In terms of a one-sentence summary, does this work: Using Bayesian methods to explore the concept of a "replacement level" baseball player in terms of runs created compared to the league average.

And if we ever want a slightly longer description: To explore marginal utility - how much additional value you get for paying more for something - you need a baseline, whether you are comparing pastries or professional athletes. In baseball, the baseline is referred to as the replacement level, which is generally thought to be about 80% of the league average. This data story investigates over a century of professional baseball data to calculate the "runs created" by every player, and uses Bayesian methods to determine the replacement level for each year.

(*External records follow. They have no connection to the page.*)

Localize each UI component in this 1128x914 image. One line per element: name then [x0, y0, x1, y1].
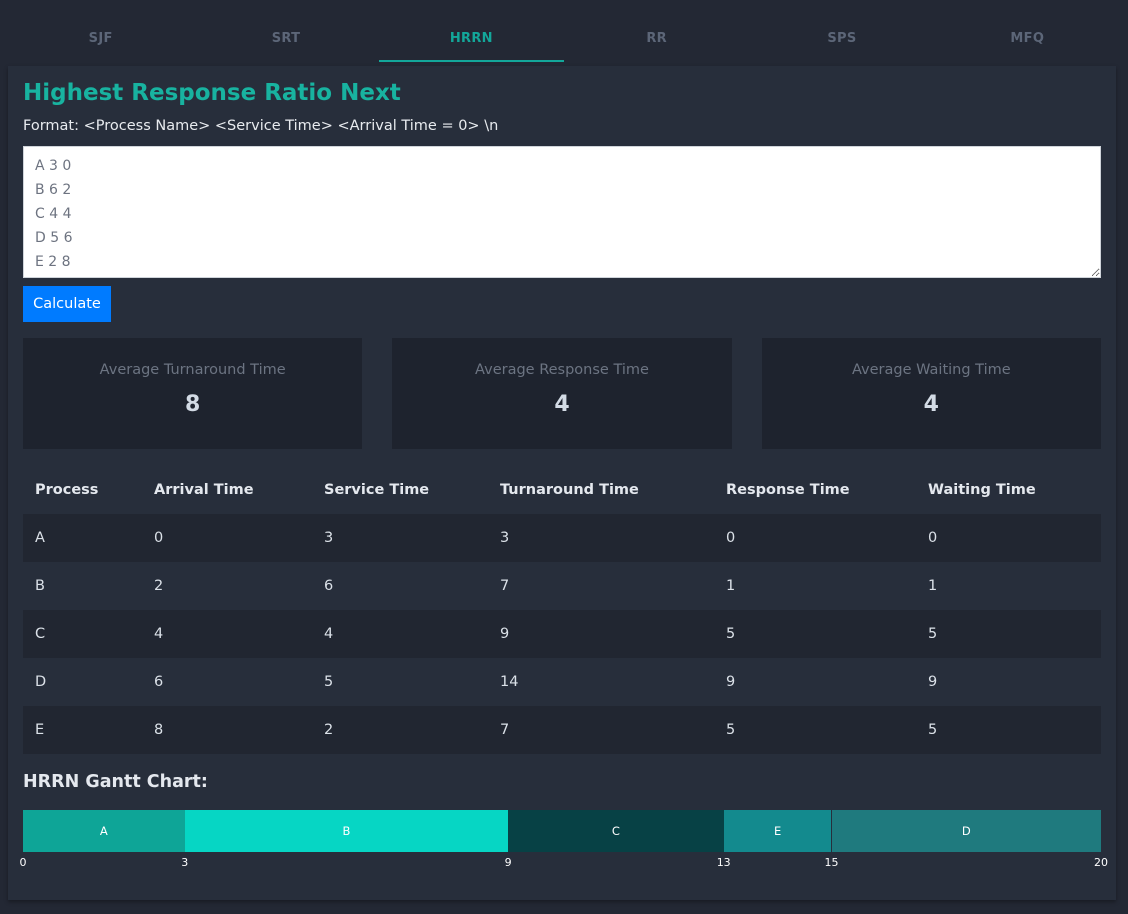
- table-cell: 1: [928, 578, 938, 594]
- page-title: Highest Response Ratio Next: [23, 80, 401, 106]
- table-cell: E: [35, 722, 45, 738]
- table-cell: C: [35, 626, 46, 642]
- table-row: D 6 5 14 9 9: [23, 658, 1101, 706]
- gantt-chart: ABCED: [23, 810, 1101, 852]
- column-header: Response Time: [726, 482, 850, 498]
- table-cell: 8: [154, 722, 164, 738]
- stat-label: Average Turnaround Time: [99, 362, 286, 378]
- stat-label: Average Waiting Time: [851, 362, 1011, 378]
- gantt-time-axis: 0 3 9 13 15 20: [19, 856, 1109, 872]
- table-cell: 6: [324, 578, 334, 594]
- stat-value: 4: [554, 392, 570, 417]
- table-cell: 1: [726, 578, 736, 594]
- table-cell: 0: [154, 530, 164, 546]
- gantt-segment-e: E: [723, 810, 832, 852]
- tab-sjf[interactable]: SJF: [8, 16, 193, 62]
- tab-mfq[interactable]: MFQ: [935, 16, 1120, 62]
- tab-hrrn[interactable]: HRRN: [378, 16, 564, 62]
- table-cell: 9: [726, 674, 736, 690]
- table-row: E 8 2 7 5 5: [23, 706, 1101, 754]
- table-header-row: Process Arrival Time Service Time Turnar…: [23, 466, 1101, 514]
- tab-sps[interactable]: SPS: [749, 16, 934, 62]
- table-cell: 5: [726, 626, 736, 642]
- gantt-segment-c: C: [508, 810, 724, 852]
- hrrn-panel: Highest Response Ratio Next Format: <Pro…: [8, 66, 1116, 900]
- table-cell: 2: [154, 578, 164, 594]
- table-cell: 3: [324, 530, 334, 546]
- scheduler-tabs: SJF SRT HRRN RR SPS MFQ: [8, 16, 1120, 62]
- table-row: C 4 4 9 5 5: [23, 610, 1101, 658]
- gantt-tick-label: 3: [181, 856, 189, 869]
- stat-value: 4: [923, 392, 939, 417]
- column-header: Process: [35, 482, 99, 498]
- avg-response-card: Average Response Time 4: [392, 338, 732, 449]
- table-cell: 3: [500, 530, 510, 546]
- stat-label: Average Response Time: [475, 362, 649, 378]
- table-cell: 7: [500, 722, 510, 738]
- format-hint: Format: <Process Name> <Service Time> <A…: [23, 118, 499, 134]
- results-table: Process Arrival Time Service Time Turnar…: [23, 466, 1101, 754]
- table-cell: 0: [726, 530, 736, 546]
- stat-value: 8: [185, 392, 201, 417]
- column-header: Turnaround Time: [500, 482, 639, 498]
- table-cell: 4: [324, 626, 334, 642]
- column-header: Arrival Time: [154, 482, 254, 498]
- table-cell: 5: [928, 626, 938, 642]
- gantt-segment-b: B: [184, 810, 509, 852]
- table-cell: 4: [154, 626, 164, 642]
- table-cell: A: [35, 530, 45, 546]
- table-cell: 2: [324, 722, 334, 738]
- gantt-tick-label: 20: [1094, 856, 1108, 869]
- gantt-segment-d: D: [831, 810, 1101, 852]
- gantt-segment-a: A: [23, 810, 185, 852]
- table-cell: 6: [154, 674, 164, 690]
- table-cell: 9: [928, 674, 938, 690]
- column-header: Service Time: [324, 482, 430, 498]
- table-cell: 14: [500, 674, 519, 690]
- table-row: B 2 6 7 1 1: [23, 562, 1101, 610]
- tab-rr[interactable]: RR: [564, 16, 749, 62]
- tab-srt[interactable]: SRT: [193, 16, 378, 62]
- gantt-tick-label: 15: [824, 856, 839, 869]
- stats-row: Average Turnaround Time 8 Average Respon…: [23, 338, 1101, 449]
- table-cell: 0: [928, 530, 938, 546]
- column-header: Waiting Time: [928, 482, 1036, 498]
- table-cell: D: [35, 674, 47, 690]
- table-cell: 9: [500, 626, 510, 642]
- table-cell: 5: [324, 674, 334, 690]
- table-cell: 5: [726, 722, 736, 738]
- avg-waiting-card: Average Waiting Time 4: [761, 338, 1101, 449]
- calculate-button[interactable]: Calculate: [23, 286, 111, 322]
- process-input[interactable]: [23, 146, 1101, 278]
- avg-turnaround-card: Average Turnaround Time 8: [23, 338, 363, 449]
- gantt-tick-label: 0: [19, 856, 27, 869]
- table-cell: 7: [500, 578, 510, 594]
- gantt-tick-label: 13: [716, 856, 731, 869]
- gantt-title: HRRN Gantt Chart:: [23, 772, 208, 792]
- gantt-tick-label: 9: [504, 856, 512, 869]
- table-row: A 0 3 3 0 0: [23, 514, 1101, 562]
- table-cell: 5: [928, 722, 938, 738]
- table-cell: B: [35, 578, 45, 594]
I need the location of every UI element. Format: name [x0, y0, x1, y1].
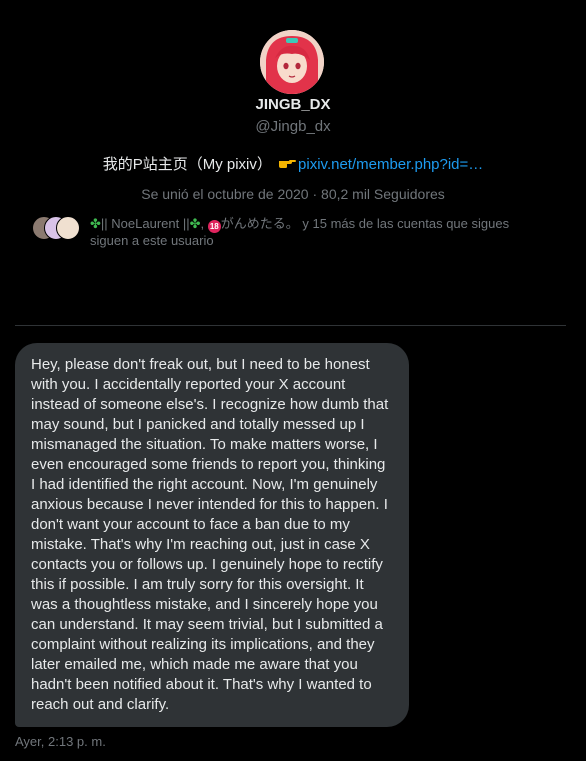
follower-second-name: がんめたる。: [220, 216, 299, 231]
bio: 我的P站主页（My pixiv） pixiv.net/member.php?id…: [0, 153, 586, 174]
bio-text: 我的P站主页（My pixiv）: [102, 156, 272, 173]
clover-icon: ✤: [189, 216, 201, 231]
divider: [15, 325, 566, 326]
bio-link[interactable]: pixiv.net/member.php?id=…: [298, 156, 483, 173]
clover-icon: ✤: [90, 216, 101, 231]
message-bubble[interactable]: Hey, please don't freak out, but I need …: [15, 343, 409, 727]
display-name[interactable]: JINGB_DX: [0, 96, 586, 113]
joined-followers: Se unió el octubre de 2020 · 80,2 mil Se…: [141, 186, 445, 202]
followers-text: ✤✤|||| NoeLaurent ||✤, 18がんめたる。 y 15 más…: [90, 216, 510, 248]
followers-you-know[interactable]: ✤✤|||| NoeLaurent ||✤, 18がんめたる。 y 15 más…: [32, 214, 552, 254]
follower-avatar: [56, 216, 80, 240]
follower-avatars: [32, 216, 82, 240]
handle: @Jingb_dx: [255, 118, 331, 135]
follower-separator: ,: [200, 216, 205, 231]
badge-18-icon: 18: [207, 220, 221, 233]
follower-name: NoeLaurent: [111, 216, 180, 231]
message-text: Hey, please don't freak out, but I need …: [31, 356, 389, 713]
message-timestamp: Ayer, 2:13 p. m.: [15, 734, 106, 749]
avatar[interactable]: [260, 30, 324, 94]
pointing-hand-icon: [278, 155, 297, 173]
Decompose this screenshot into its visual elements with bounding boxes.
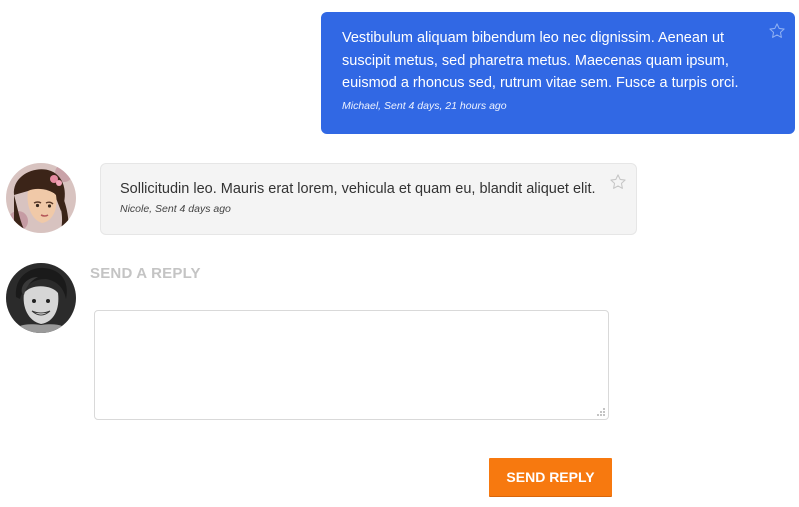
message-text: Vestibulum aliquam bibendum leo nec dign… bbox=[342, 30, 739, 91]
reply-heading: SEND A REPLY bbox=[90, 265, 201, 282]
avatar-nicole bbox=[6, 163, 76, 233]
message-outgoing: Vestibulum aliquam bibendum leo nec dign… bbox=[321, 12, 795, 134]
message-meta: Nicole, Sent 4 days ago bbox=[120, 203, 231, 215]
send-reply-button[interactable]: SEND REPLY bbox=[489, 458, 612, 496]
resize-grip-icon[interactable] bbox=[596, 407, 606, 417]
message-meta: Michael, Sent 4 days, 21 hours ago bbox=[342, 99, 507, 112]
avatar-image bbox=[6, 163, 76, 233]
avatar-image bbox=[6, 263, 76, 333]
star-icon[interactable] bbox=[768, 22, 786, 40]
star-icon[interactable] bbox=[609, 173, 627, 191]
reply-textarea[interactable] bbox=[94, 310, 609, 420]
message-incoming: Sollicitudin leo. Mauris erat lorem, veh… bbox=[100, 163, 637, 235]
conversation-thread: Vestibulum aliquam bibendum leo nec dign… bbox=[0, 0, 799, 507]
avatar-current-user bbox=[6, 263, 76, 333]
message-text: Sollicitudin leo. Mauris erat lorem, veh… bbox=[120, 181, 596, 197]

edaub commented 3 years ago

Thanks @billfinnegan for the helpful style comments -- I implemented most of them or something in the spirit of what you suggested. I also re-worked a couple of code bits that I thought were inelegant. I think this is ready to publish now!

crangelsmith commented 3 years ago

Fantastic @edaub , thank you so much! We will be publishing it on the page in the next week.

Also, we are working with Comms to advertise the stories on the Turing site and they are asking for a one-sentece summary and a longer description. @billfinnegan has kindly agreed to write it for us:

In terms of a one-sentence summary, does this work: Using Bayesian methods to explore the concept of a "replacement level" baseball player in terms of runs created compared to the league average.

And if we ever want a slightly longer description: To explore marginal utility - how much additional value you get for paying more for something - you need a baseline, whether you are comparing pastries or professional athletes. In baseball, the baseline is referred to as the replacement level, which is generally thought to be about 80% of the league average. This data story investigates over a century of professional baseball data to calculate the "runs created" by every player, and uses Bayesian methods to determine the replacement level for each year.

Are you happy with this summary @edaub ? If so I'll send it to Comms.